Le plus inquiétant est que nombre d’États africains, fortement encouragés par des bailleurs de fonds, engagent des réformes foncières allant dans le sens d’une privatisation. Ils font valoir que l’octroi de titres individuels et l’émergence de marchés fonciers favoriseraient l’égalité d’accès à la terre et augmenteraient les capacités d’investissement et de production de paysan-ne-s mué-e-s en entrepreneurs.
« La privatisation risque d’organiser la dépossession des terres des paysans comme c’est le cas en Afrique Australe, en Asie, en Amérique Latine et dans tous les pays disposant d’une agriculture productiviste », écrit Abdourahmane Ndiaye, chercheur au CNRS (Centre national de la recherche scientifique) en France 8. « Cette option pour la privatisation, fondée sur la modernisation du secteur agricole, sous-entend que les détenteurs de capitaux imposent leur préférence sur les meilleurs morceaux de terres, situées dans les zones irriguées, périurbaines et à bonne pluviométrie. » Or, c’est l’agriculture familiale paysanne, et non l’agriculture intensive mécanisée, qui nourrit la grande majorité des populations et voit dans cette tâche sa mission fondamentale.
On peut donc s’étonner que certaines organisations paysannes, à l’instar du CNCR au Sénégal (Conseil national de concertation et de coopération des ruraux), soient favorables — sous certaines conditions — à un régime de titres fonciers. Le CNCR juge cette évolution nécessaire à la « transformation » de l’agriculture familiale et au développement d’autres secteurs économiques et s’oppose à la réhabilitation des systèmes coutumiers.

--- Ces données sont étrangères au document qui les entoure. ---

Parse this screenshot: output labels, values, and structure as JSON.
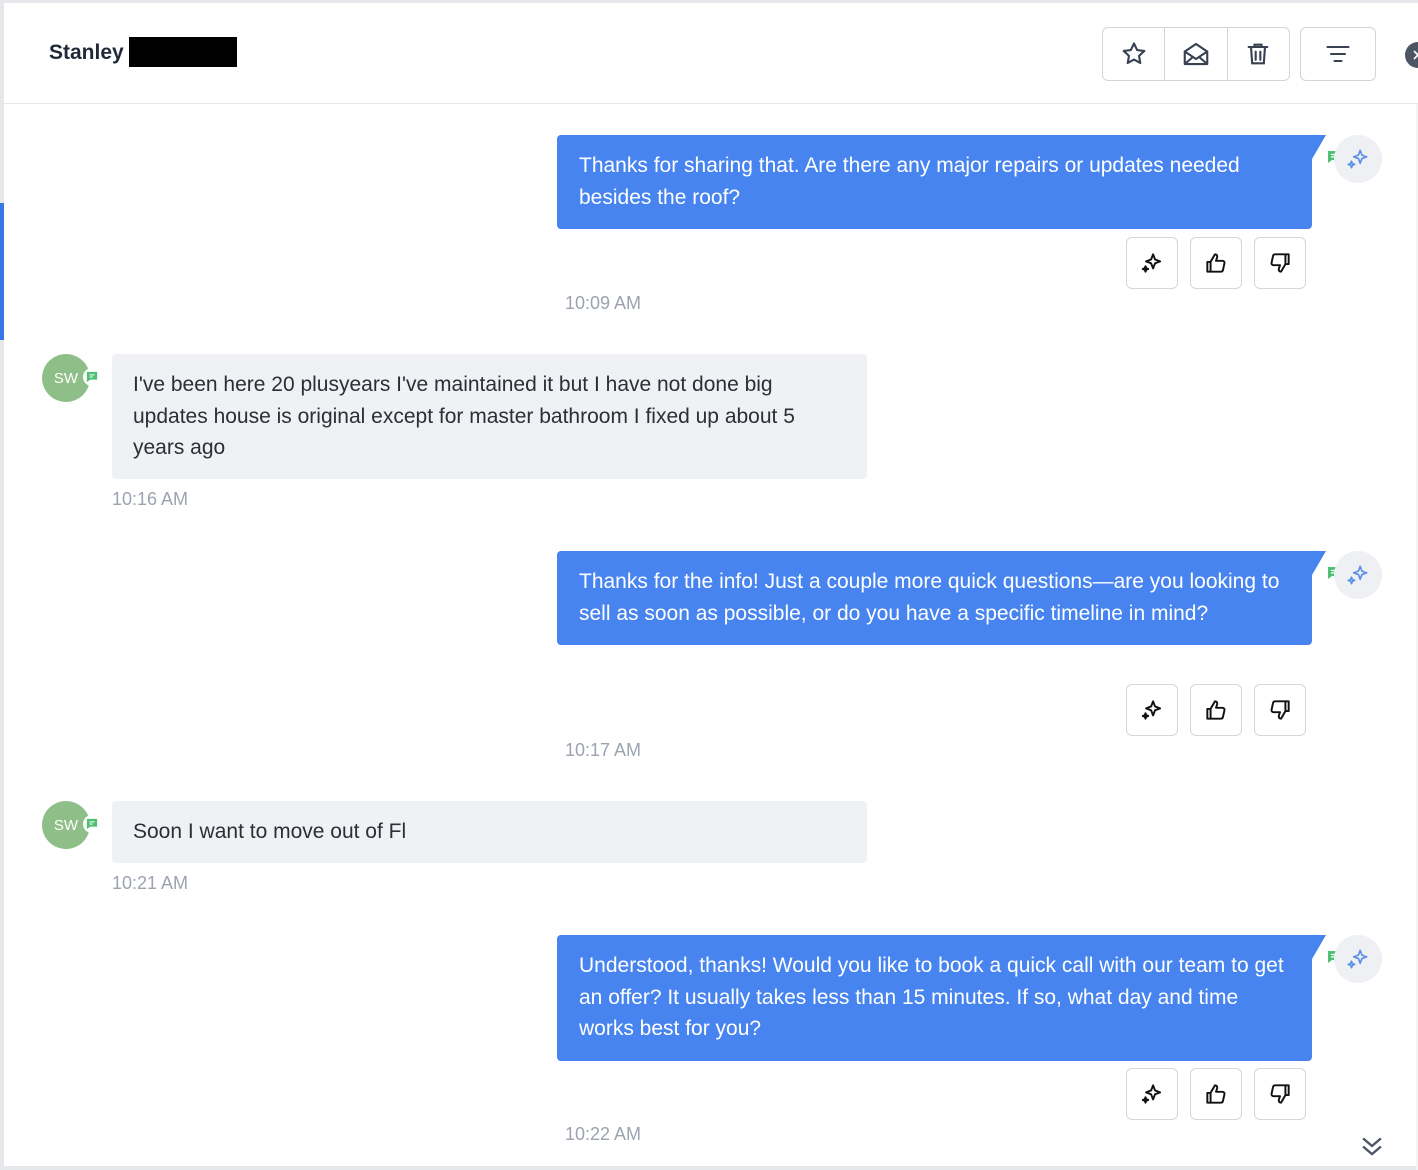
{
  "header": {
    "contact_name": "Stanley",
    "icons": [
      "star-icon",
      "mail-open-icon",
      "trash-icon",
      "filter-icon",
      "close-icon"
    ]
  },
  "colors": {
    "outgoing_bubble": "#4784f0",
    "incoming_bubble": "#f0f1f4",
    "avatar": "#8fbf88",
    "accent": "#3b76e8",
    "channel_green": "#4fbf73"
  },
  "messages": [
    {
      "direction": "outgoing",
      "text": "Thanks for sharing that. Are there any major repairs or updates needed besides the roof?",
      "time": "10:09 AM"
    },
    {
      "direction": "incoming",
      "avatar": "SW",
      "text": "I've been here 20 plusyears I've maintained it but I have not done big updates house is original except for master bathroom I fixed up about 5 years ago",
      "time": "10:16 AM"
    },
    {
      "direction": "outgoing",
      "text": "Thanks for the info! Just a couple more quick questions—are you looking to sell as soon as possible, or do you have a specific timeline in mind?",
      "time": "10:17 AM"
    },
    {
      "direction": "incoming",
      "avatar": "SW",
      "text": "Soon I want to move out of Fl",
      "time": "10:21 AM"
    },
    {
      "direction": "outgoing",
      "text": "Understood, thanks! Would you like to book a quick call with our team to get an offer? It usually takes less than 15 minutes. If so, what day and time works best for you?",
      "time": "10:22 AM"
    }
  ]
}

Pourtant, le titre foncier se fonde sur une logique de propriété exclusive qui ne rend pas compte des usages multiples de la terre et encore moins de son caractère sacré. L’introduction d’un tel système risque de déstabiliser les communautés, de multiplier les conflits sociaux (familiaux, interethniques, etc.) et de favoriser le bradage des terres.
Sur le terrain, il existe des ébauches de formes alternatives de gestion foncière, à l’intersection entre traditions précoloniales et modes d’organisation modernes. Parmi les pistes d’alternatives proposées par des organisations paysannes, on peut citer des formes de propriété collectives, permettant d’attacher un patrimoine foncier à une famille ou à une coopérative paysanne, ainsi que des mécanismes de gestion participatifs des ressources et des terres, comme les conventions locales et les contrats sociaux  . La coopération au développement devrait davantage soutenir les organisations qui œuvrent dans ce sens en s’appuyant sur des dynamiques locales.
Les systèmes coutumiers sont régulièrement critiqués, souvent à juste titre, pour les inégalités d’accès à la terre qu’ils comportent. Il est toutefois important que les évolutions souhaitées viennent d’en bas – des rapports sociaux dans les organisations paysannes, les villages et dans les familles – plutôt que d’en haut – par une consécration de la propriété privée à l’occidentale qui place théoriquement les individus sur un pied d’égalité juridique mais laisse en réalité libre cours aux rapports de force économiques. La revalorisation du statut des femmes, des jeunes et des minorités va de pair avec une lutte globale pour la reconnaissance de l’agriculture vivrière paysanne en tant que modèle le plus adapté aux enjeux alimentaires, écologiques et économiques.